Dingle Aaron M, Ness Jared P, Novello Joseph, Millevolte Augusto X T, Zeng Weifeng, Sanchez Ruston, Nemke Brett, Lu Yan, Suminski Aaron J, Markel Mark D, Williams Justin C, Poore Samuel O
Division of Plastic Surgery, Department of Surgery, University of Wisconsin-Madison, 600 Highland Avenue, Madison WI 53792.
Department of Biomedical Engineering, College of Engineering, University of Wisconsin-Madison, 600 Highland Avenue, Madison WI 53792.
Mil Med. 2020 Jan 7;185(Suppl 1):462-469. doi: 10.1093/milmed/usz246.
While debate persists over how to best prevent or treat amputation neuromas, the more pressing question of how to best marry residual nerves to state-of-the-art robotic prostheses for naturalistic control of a replacement limb has come to the fore. One potential solution involves the transposition of terminal nerve ends into the medullary canal of long bones, creating the neural interface within the bone. Nerve transposition into bone is a long-practiced, clinically relevant treatment for painful neuromas. Despite neuropathic pain relief, the physiological capacity of transposed nerves to conduct motor and sensory signals required for prosthesis control remains unknown. This pilot study addresses the hypotheses that (1) bone provides stability to transposed nerves and (2) nerves transposed into bone remain physiologically active, as they relate to the creation of an osseointegrated neural interface.

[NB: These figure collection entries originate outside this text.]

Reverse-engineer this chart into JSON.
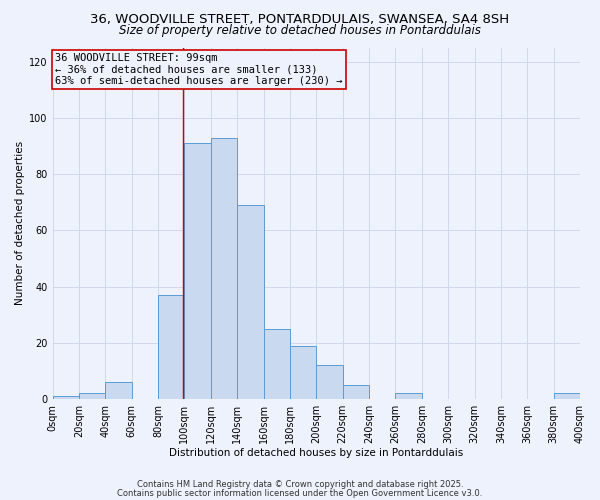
{
  "title1": "36, WOODVILLE STREET, PONTARDDULAIS, SWANSEA, SA4 8SH",
  "title2": "Size of property relative to detached houses in Pontarddulais",
  "xlabel": "Distribution of detached houses by size in Pontarddulais",
  "ylabel": "Number of detached properties",
  "bin_edges": [
    0,
    20,
    40,
    60,
    80,
    100,
    120,
    140,
    160,
    180,
    200,
    220,
    240,
    260,
    280,
    300,
    320,
    340,
    360,
    380,
    400
  ],
  "counts": [
    1,
    2,
    6,
    0,
    37,
    91,
    93,
    69,
    25,
    19,
    12,
    5,
    0,
    2,
    0,
    0,
    0,
    0,
    0,
    2
  ],
  "bar_fill": "#c9d9f0",
  "bar_edge": "#5b9bd5",
  "vline_x": 99,
  "vline_color": "#cc0000",
  "annotation_title": "36 WOODVILLE STREET: 99sqm",
  "annotation_line2": "← 36% of detached houses are smaller (133)",
  "annotation_line3": "63% of semi-detached houses are larger (230) →",
  "annotation_box_edge": "#cc0000",
  "ylim": [
    0,
    125
  ],
  "yticks": [
    0,
    20,
    40,
    60,
    80,
    100,
    120
  ],
  "xtick_labels": [
    "0sqm",
    "20sqm",
    "40sqm",
    "60sqm",
    "80sqm",
    "100sqm",
    "120sqm",
    "140sqm",
    "160sqm",
    "180sqm",
    "200sqm",
    "220sqm",
    "240sqm",
    "260sqm",
    "280sqm",
    "300sqm",
    "320sqm",
    "340sqm",
    "360sqm",
    "380sqm",
    "400sqm"
  ],
  "footer1": "Contains HM Land Registry data © Crown copyright and database right 2025.",
  "footer2": "Contains public sector information licensed under the Open Government Licence v3.0.",
  "bg_color": "#eef2fc",
  "grid_color": "#d0d8ea",
  "title1_fontsize": 9.5,
  "title2_fontsize": 8.5,
  "annotation_fontsize": 7.5,
  "axis_label_fontsize": 7.5,
  "tick_fontsize": 7,
  "footer_fontsize": 6
}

New Zealand white rabbits received transfemoral amputation, with the sciatic nerve transposed into the femur.
Morphological examination demonstrates that nerves remain stable within the medullary canal, while compound nerve action potentials evoked by electrical stimulation of the residual nerve within the bone could be achieved at 12 weeks (p < 0.0005).

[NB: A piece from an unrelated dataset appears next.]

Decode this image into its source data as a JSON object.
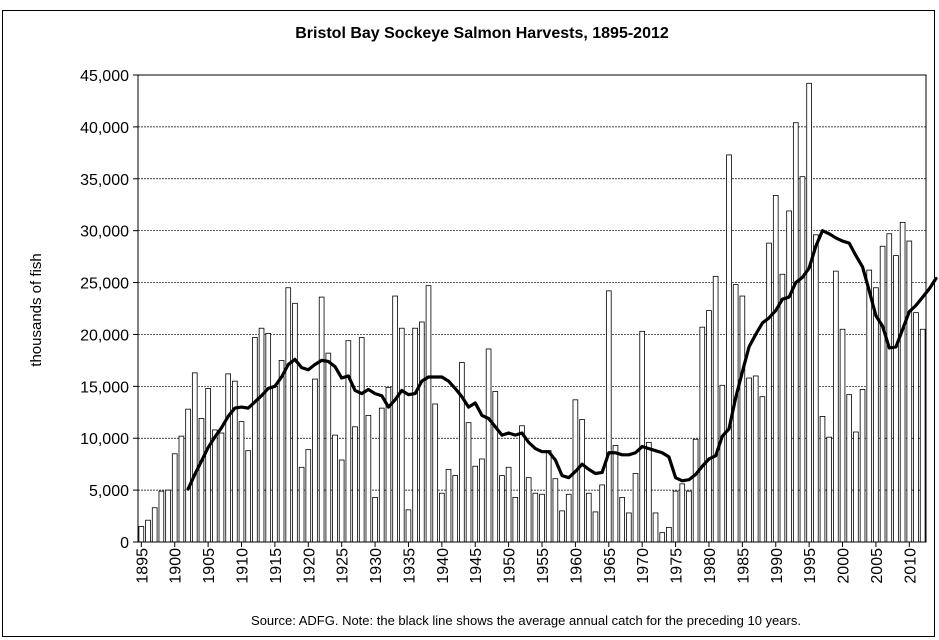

Transposed nerves retain a degree of physiological function suitable for creating an osseointegrated neural interface.
尽管关于如何最好地预防或治疗截肢神经瘤的争论仍在继续,但如何将残余神经与最先进的机器人假肢完美结合以实现对假肢的自然控制这一更为紧迫的问题已成为焦点。一种潜在的解决方案是将神经末梢转位至长骨的髓腔内,在骨内创建神经接口。将神经转位至骨内是一种长期应用的、与临床相关的治疗疼痛性神经瘤的方法。尽管能缓解神经性疼痛,但转位神经传导假肢控制所需运动和感觉信号的生理能力仍不明确。这项初步研究探讨了以下假设:(1)骨为转位神经提供稳定性;(2)转位至骨内的神经在生理上保持活跃,这与创建骨整合神经接口相关。
新西兰白兔接受经股骨截肢手术,坐骨神经转位至股骨内。
形态学检查表明,神经在髓腔内保持稳定,而在12周时可通过电刺激骨内残余神经诱发复合神经动作电位(p < 0.0005)。
转位神经保留了一定程度的生理功能,适合创建骨整合神经接口。